João Lopes

Comentador SIC Notícias

Cultura

Quando ainda havia superproduções…

Foi há sessenta anos que “Cleópatra”, com Elizabeth Taylor e Richard Burton, surgiu nas salas de cinema — a sua grandiosidade corresponde a um momento único da evolução de Hollywood.

Elizabeth Taylor no papel de Cleópatra: memórias gloriosas do cinema dos anos 60
Elizabeth Taylor no papel de Cleópatra: memórias gloriosas do cinema dos anos 60

Há sessenta anos, o verão cinematográfico foi dominado pelo lançamento bombástico de “Cleópatra”, o filme de Joseph L. Mankiewicz sobre os amores funestos da rainha do Egipto com o romano Marco António… Em 1963, a superprodução era ainda um modelo de espectáculo eminentemente popular, mesmo se o orçamento de “Cleópatra” colocou sérios problemas à sua imediata rentabilização. Além do mais, as especulações de alguma imprensa em torno da relação amorosa dos dois intérpretes principais — Elizabeth Taylor e Richard Burton — envolveram o filme numa aura de “escândalo” que, para o melhor e, sobretudo, para o pior, esbateram o seu real valor cinematográfico.

Agora que, para todos os efeitos, “Cleópatra” ocupa um lugar inamovível na história e na mitologia dos anos 60, valerá a pena recordar que a noção de superprodução, tal como foi praticada na época (pelo menos desde 1957, com “A Ponte do Rio Kwai”, de David Lean), pouco ou nada tem a ver com os filmes mais caros que, hoje em dia, continuam a exibir a chancela de algum grande estúdio de Hollywood.

Dito de outro modo: a ostentação tecnológica dos super-heróis da Marvel e afins corresponde a um estado de coisas que está longe de “repetir” a conjuntura em que surgiu um filme como “Cleópatra”. De facto, a partir de finais da década de 50 e, pelo menos, durante a primeira metade da década seguinte, a superprodução decorria de uma noção de grandeza física — logo, também espectacular — que procurava combater a concorrência crescente da televisão (e do seu pequeno ecrã). Hoje em dia, mesmo as mais caras produções do cinema americano são quase sempre “condenadas” a uma passagem breve pelas salas, acabando por obter o essencial do seu rendimento nas plataformas de “streaming”.

“Cleópatra” corresponde, assim, a um modelo de cinema em que o espectáculo nasce ainda, não da ostentação de efeitos “especiais”, mas de uma dimensão humana que continuava a utilizar (e celebrar) o talento e as singularidades dos actores.
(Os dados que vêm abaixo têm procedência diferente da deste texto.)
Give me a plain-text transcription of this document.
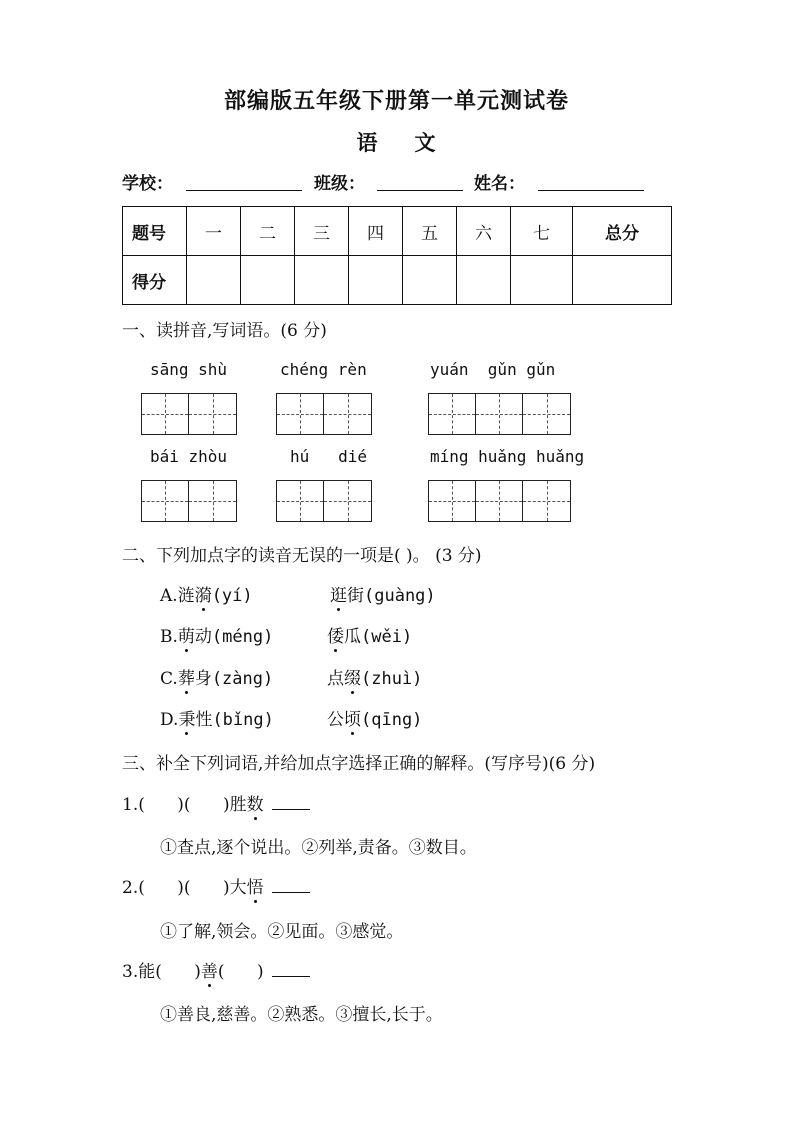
部编版五年级下册第一单元测试卷
语 文
学校：	班级：	姓名：
题号	一	二	三	四	五	六	七	总分
得分								
一、读拼音,写词语。(6 分)
sāng shù	chéng rèn	yuán  gǔn gǔn
bái zhòu	hú   dié	míng huǎng huǎng
二、下列加点字的读音无误的一项是( )。 (3 分)
A.涟漪(yí)	逛街(guàng)
B.萌动(méng)	倭瓜(wěi)
C.葬身(zàng)	点缀(zhuì)
D.秉性(bǐng)	公顷(qīng)
三、补全下列词语,并给加点字选择正确的解释。(写序号)(6 分)
1.(      )(      )胜数
①查点,逐个说出。②列举,责备。③数目。
2.(      )(      )大悟
①了解,领会。②见面。③感觉。
3.能(      )善(      )
①善良,慈善。②熟悉。③擅长,长于。
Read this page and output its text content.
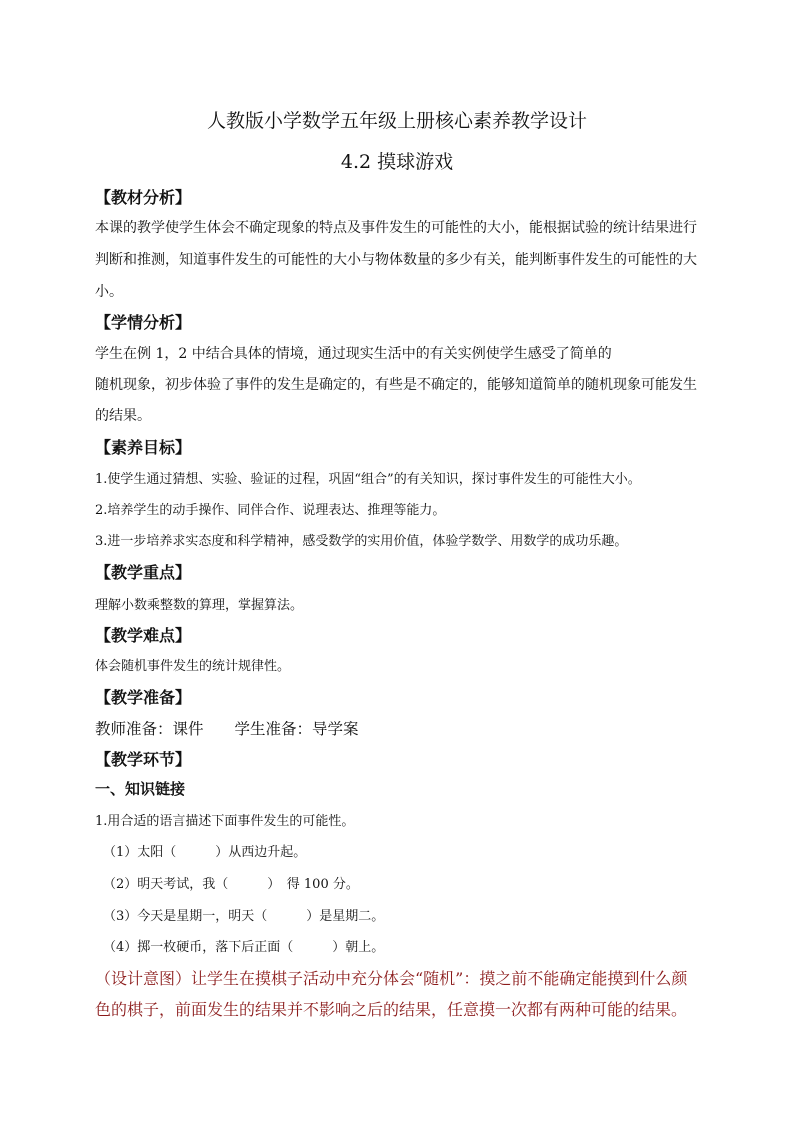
人教版小学数学五年级上册核心素养教学设计
4.2 摸球游戏
【教材分析】
本课的教学使学生体会不确定现象的特点及事件发生的可能性的大小，能根据试验的统计结果进行
判断和推测，知道事件发生的可能性的大小与物体数量的多少有关，能判断事件发生的可能性的大
小。
【学情分析】
学生在例 1，2 中结合具体的情境，通过现实生活中的有关实例使学生感受了简单的
随机现象，初步体验了事件的发生是确定的，有些是不确定的，能够知道简单的随机现象可能发生
的结果。
【素养目标】
1.使学生通过猜想、实验、验证的过程，巩固“组合”的有关知识，探讨事件发生的可能性大小。
2.培养学生的动手操作、同伴合作、说理表达、推理等能力。
3.进一步培养求实态度和科学精神，感受数学的实用价值，体验学数学、用数学的成功乐趣。
【教学重点】
理解小数乘整数的算理，掌握算法。
【教学难点】
体会随机事件发生的统计规律性。
【教学准备】
教师准备：课件　　学生准备：导学案
【教学环节】
一、知识链接
1.用合适的语言描述下面事件发生的可能性。
（1）太阳（　　　）从西边升起。
（2）明天考试，我（　　　）　得 100 分。
（3）今天是星期一，明天（　　　）是星期二。
（4）掷一枚硬币，落下后正面（　　　）朝上。
（设计意图）让学生在摸棋子活动中充分体会“随机”：摸之前不能确定能摸到什么颜
色的棋子，前面发生的结果并不影响之后的结果，任意摸一次都有两种可能的结果。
Rezam as crónicas que os muitos dramas de produção que o filme enfrentou desiludiram de tal modo Mankiewicz que ele achou por bem nunca mais voltar a falar publicamente do filme (faleceu a 5 de fevereiro de 1993, poucos dias antes de completar 84 anos) — o certo é que o seu legado é mais forte do que o seu silêncio.